Backbase has been around for a decade already. It has amassed 150 big banking customers, grown from €20 million in revenue to €200 million, and is profitable, all without raising any money — in fact, it was only a few days ago that they were the subject of a profile about the virtues of being bootstrapped… oops.

It chose to take a turn away from that path for the same reason that many others that have been bootstrapped do: they want to strike while the iron is hot and invest to grow at a time when its services are in demand.

We want to double down on our go-to-market strategy, and to grow market share,” Jouk Pleiter, the founder and CEO of Backbase, said in an interview. It operates in every continent in the world, but has plans specifically to grow teams in the Middle East and Africa, and Latin America, to have a “stronger position in local markets. We want to be closer to companies’ larger digital transformation programs.”

The problem that Basebase is addressing is one that is endemic to the financial services industry: incumbent big banks and others have been building digital services for forty years at this point. But most are working on a patchwork of databases and in many cases have useful assets but no way to tap into them, let alone orchestrate them with each other. Some might attempt to rebuild from the ground up, but in many cases when they have added or taken away services, they build new infrastructure, but in many cases those individual services still work, so institutions are loathe to throw out what is not broken.

Backbase provides a platform that essentially works with that: at the core is middleware that is tooled to bring in data from different sources and then use that information to build out “on the glass” services — those focused on customer engagement — such as customer onboarding, digital banking and other assistants, and other engagement tools.

It was not an easy tool to build, and it’s one reason why it will not be using the funding for acquisitions: integrating is just much more painful than building in an integrated way from the ground up (maybe a lesson its banking customers could have learned forty years ago).

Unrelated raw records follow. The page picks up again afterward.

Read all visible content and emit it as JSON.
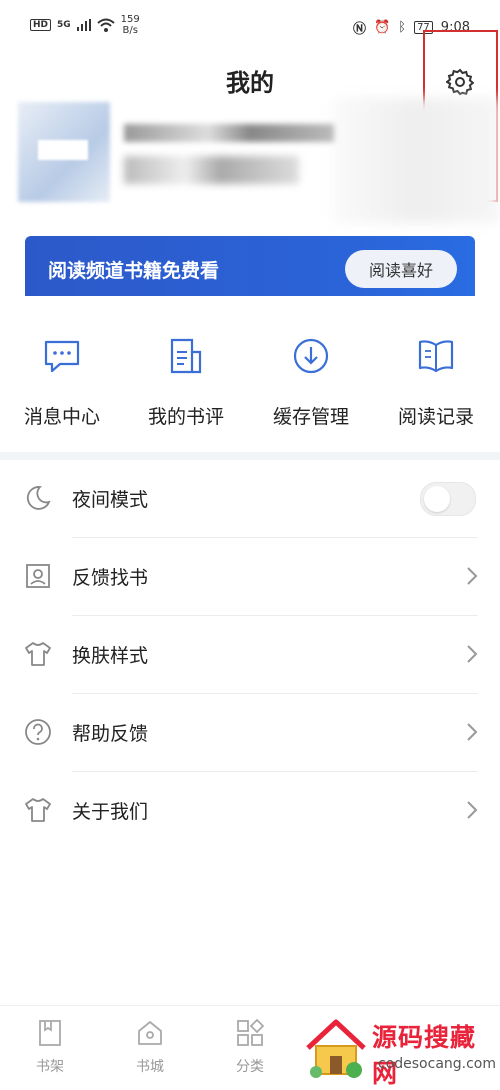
{
  "status_bar": {
    "hd": "HD",
    "signal": "5G",
    "net_speed": "159",
    "net_unit": "B/s",
    "battery": "77",
    "time": "9:08"
  },
  "header": {
    "title": "我的"
  },
  "banner": {
    "text": "阅读频道书籍免费看",
    "button": "阅读喜好"
  },
  "quick_actions": [
    {
      "label": "消息中心",
      "icon": "message-icon"
    },
    {
      "label": "我的书评",
      "icon": "book-review-icon"
    },
    {
      "label": "缓存管理",
      "icon": "download-icon"
    },
    {
      "label": "阅读记录",
      "icon": "open-book-icon"
    }
  ],
  "menu": [
    {
      "label": "夜间模式",
      "icon": "moon-icon"
    },
    {
      "label": "反馈找书",
      "icon": "search-book-icon"
    },
    {
      "label": "换肤样式",
      "icon": "shirt-icon"
    },
    {
      "label": "帮助反馈",
      "icon": "help-icon"
    },
    {
      "label": "关于我们",
      "icon": "shirt-icon"
    }
  ],
  "bottom_nav": [
    {
      "label": "书架",
      "icon": "bookshelf-icon"
    },
    {
      "label": "书城",
      "icon": "home-icon"
    },
    {
      "label": "分类",
      "icon": "category-icon"
    }
  ],
  "watermark": {
    "title": "源码搜藏网",
    "url": "codesocang.com"
  },
  "colors": {
    "banner_blue": "#2b5fd5",
    "accent_blue": "#3a6fd8",
    "highlight_red": "#d32f2f"
  }
}
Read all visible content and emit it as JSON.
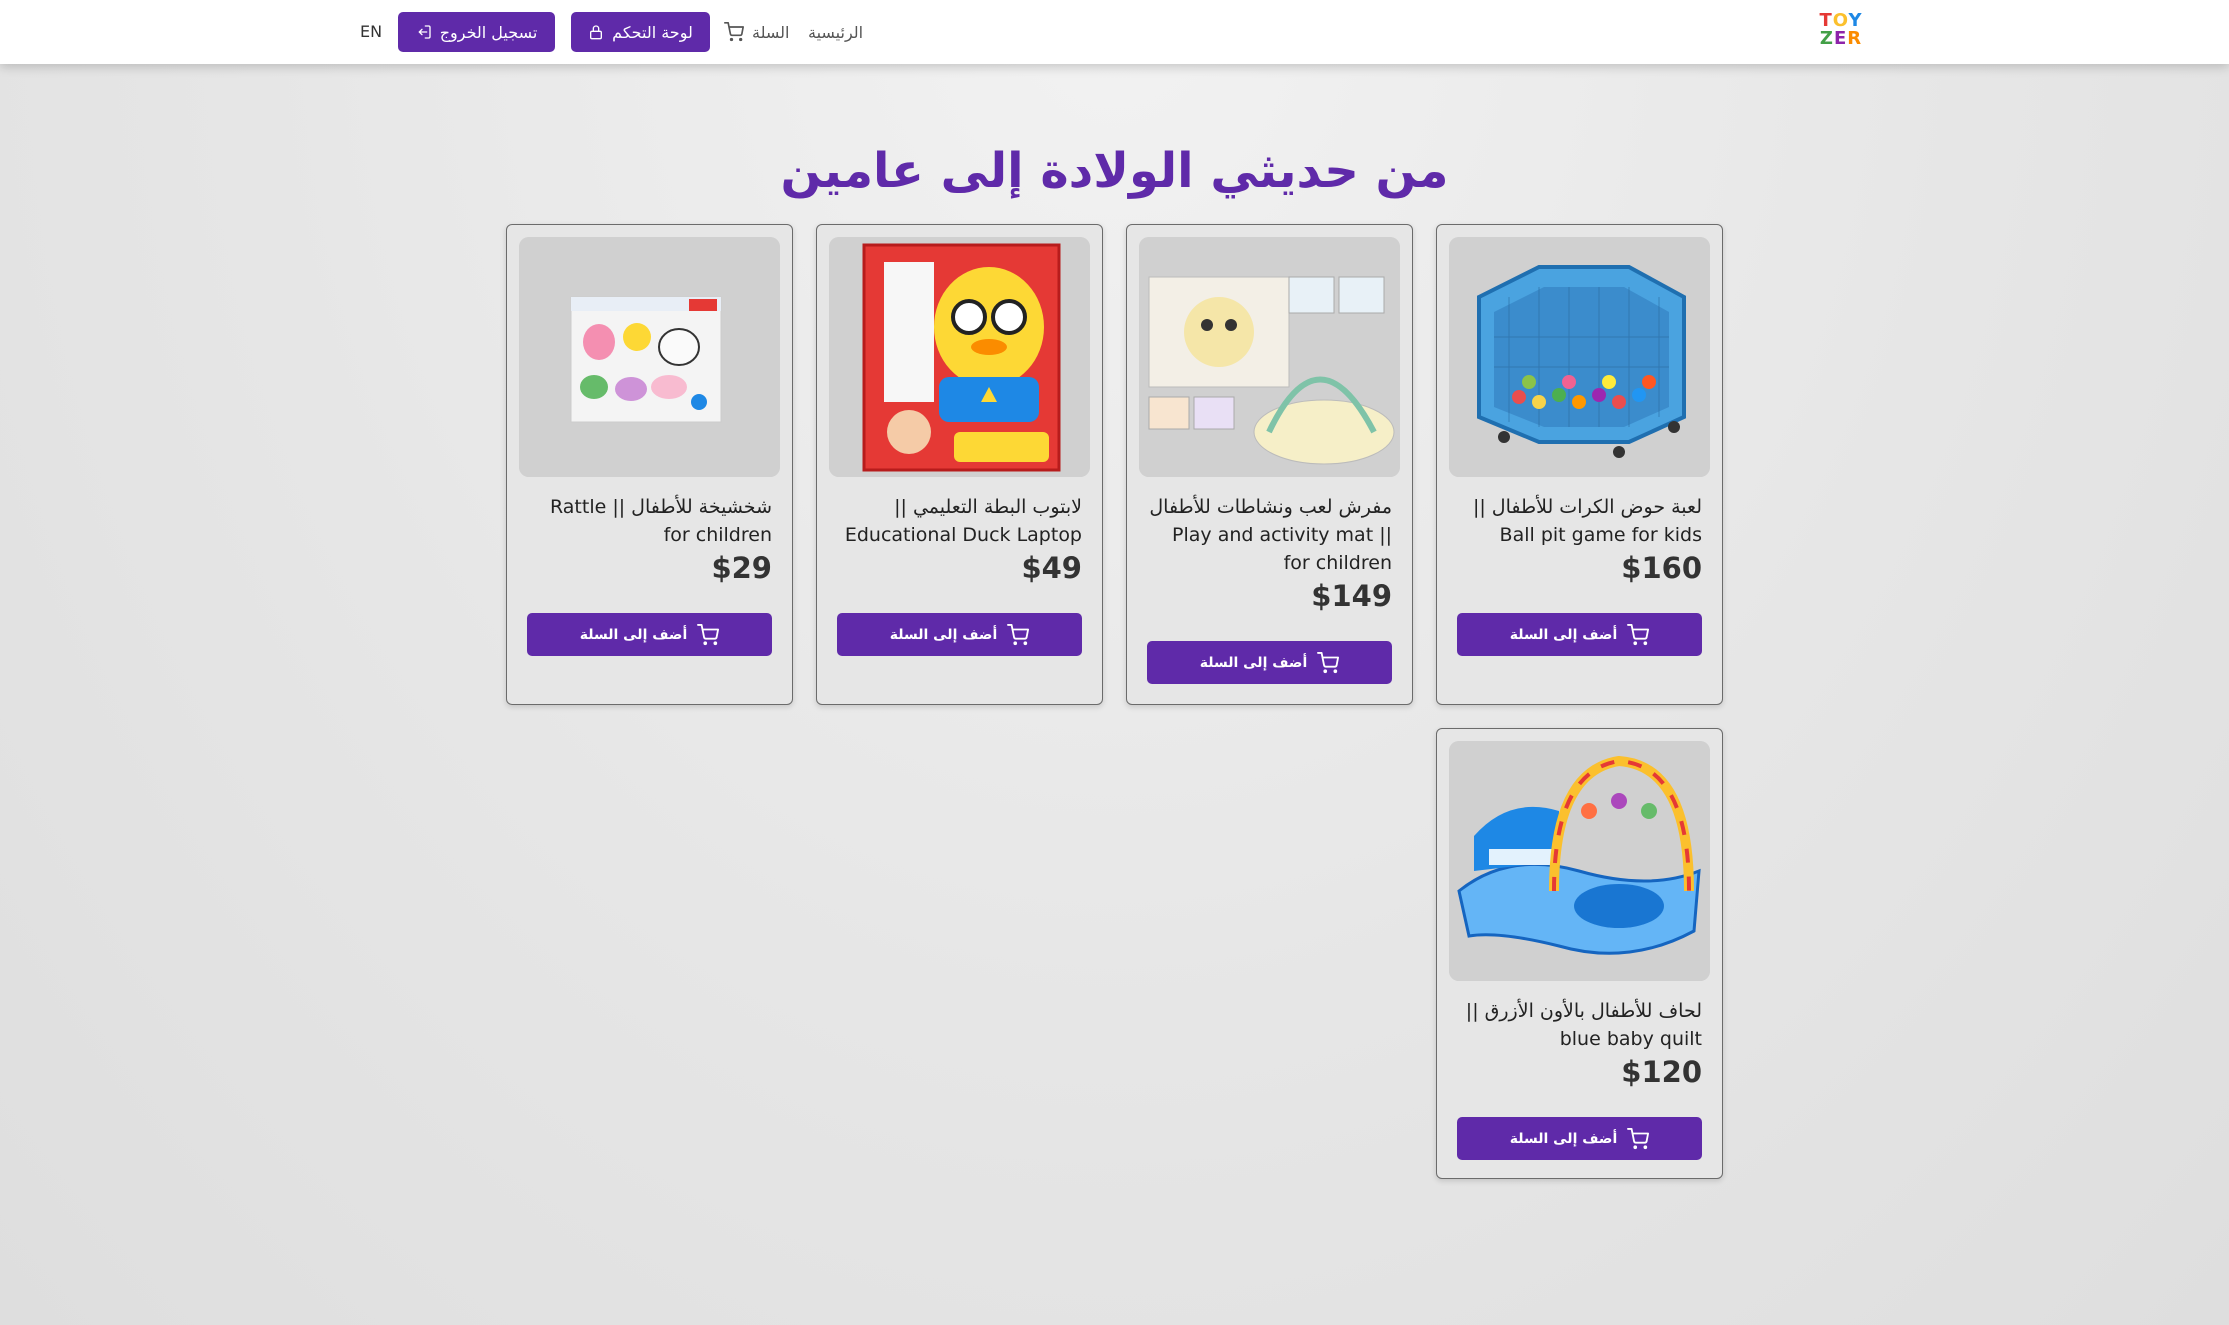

“We had a crazy time in the last 10 years,” Pleiter said of the process of build the platform. “There are a lot of point solutions out there. But we have built our tool on a larger vision. Initially it felt impossible but we knew it would be good, a single platform for any customer journey, loyalty, onboarding, and so on. We now have 10 years and the critical mass, a single end to end customer engagement platform for that whole lifecycle.”

There are a number of other companies that have identified these same problems faced by incumbents in the financial services industry. They include Mambu, Thought Machine, 10x and Bud Financial, which this week announced its own funding and is also working with very big names in the banking industry.

Backbase, in addition to already being profitable and working with 150 customers, stands out for its singular focus on customer engagement challenges, and for how it works with the banks’ own data giving customers the option of potentially also bringing in other data if they want.